Wednesday, August 1, 2007

Dandelion Wine

This was another recipe that was stashed away in the same fashion, again, modify the recipe according to your needs, this recipe makes 5 gallons.

Ingredients
1/2 bushel Dandelion Blossoms
3 gallons + 5 quarts Spring Water
15 lbs of sugar
1 cake or enevelope yeast (dissolved in 1/2 cup warm water)
2 15 oz boxes seeded Golden Raisins
12 oranges (juiced)
6 lemons (juiced)
Parafin

Gather half a bushel basket of dandelion blossoms. Wash the blossoms, put them in a large kettle with 3 gallons water. Simmer very slowly for 2 to 3 hours. Strain mixture through layers of cheese cloth into a large crock squeezing the cloth dry. (It looks & smells hopeless at this point but don't give up.) While mixture is still warm add 15 pounds sugar and 1 cake or envelope of yeast, dissolved in 1/2 cup of warm water. Let it ferment in crock for 8 days. Pour the liquid into a 5 gallon barrel and add 2 15 ounce boxes of seeded raisins and the juice of 12 oranges and 6 lemons. Reserve the rinds of the fruit & cut them into small pieces. Put them in a kettle with 4 or 5 quarts of water & simmer for 20 minutes. Add enough of this liquid to the barrel to fill it. Let the wine work in the barrel for 14 days, adding more of the citrus infusion from time to time, to keep the barrel filled, and letting the foam run off.
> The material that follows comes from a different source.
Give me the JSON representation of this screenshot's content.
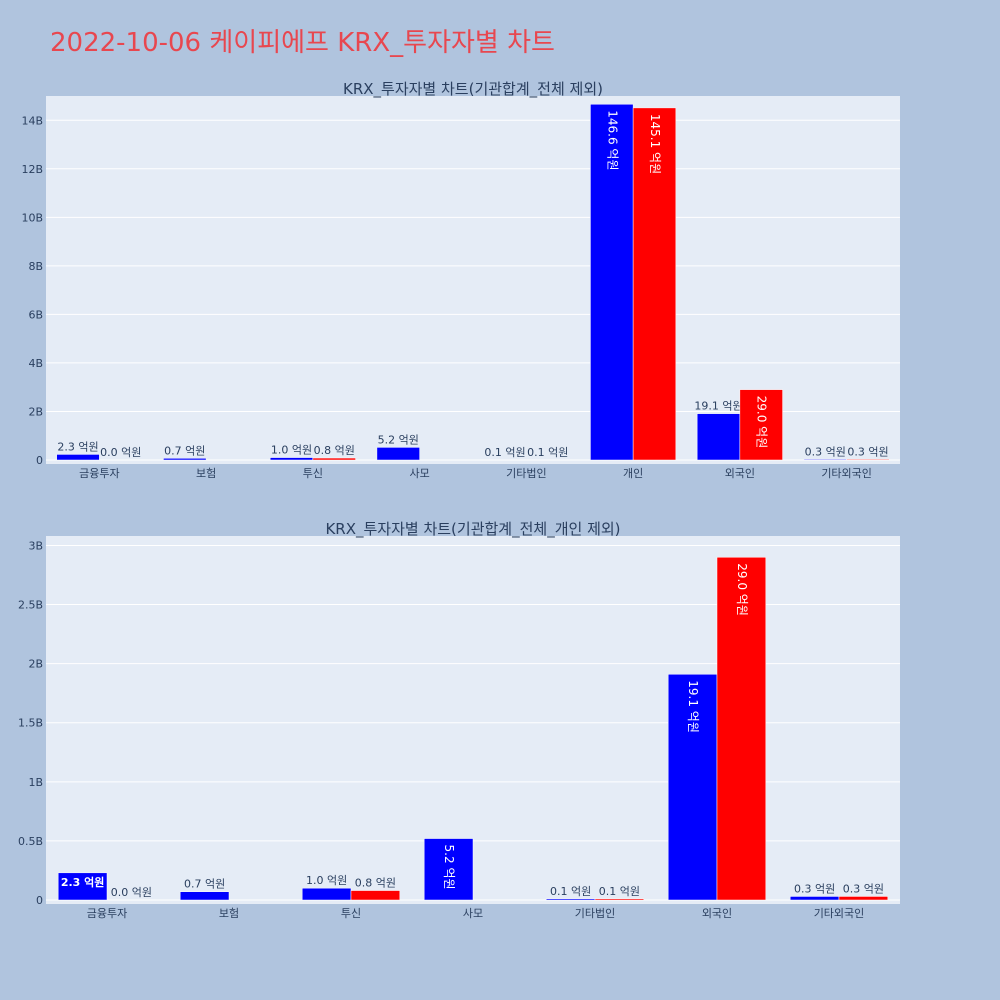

When the wine stops working & the foam settle, there will be an air space at the top of the barrel. It will not effect aging once the barrel is sealed. Close the barrel & seal the bung with parafin. Let wine age for a year, longer if possible. To bottle wine, wait at least a year otherwise keep it in the barrel and siphon off as needed leaving the sediment at the bottom. The resultant air space will not damage the wine as long as the keg is kept tightly bunged between "taps". This recipe makes about 5 gallons.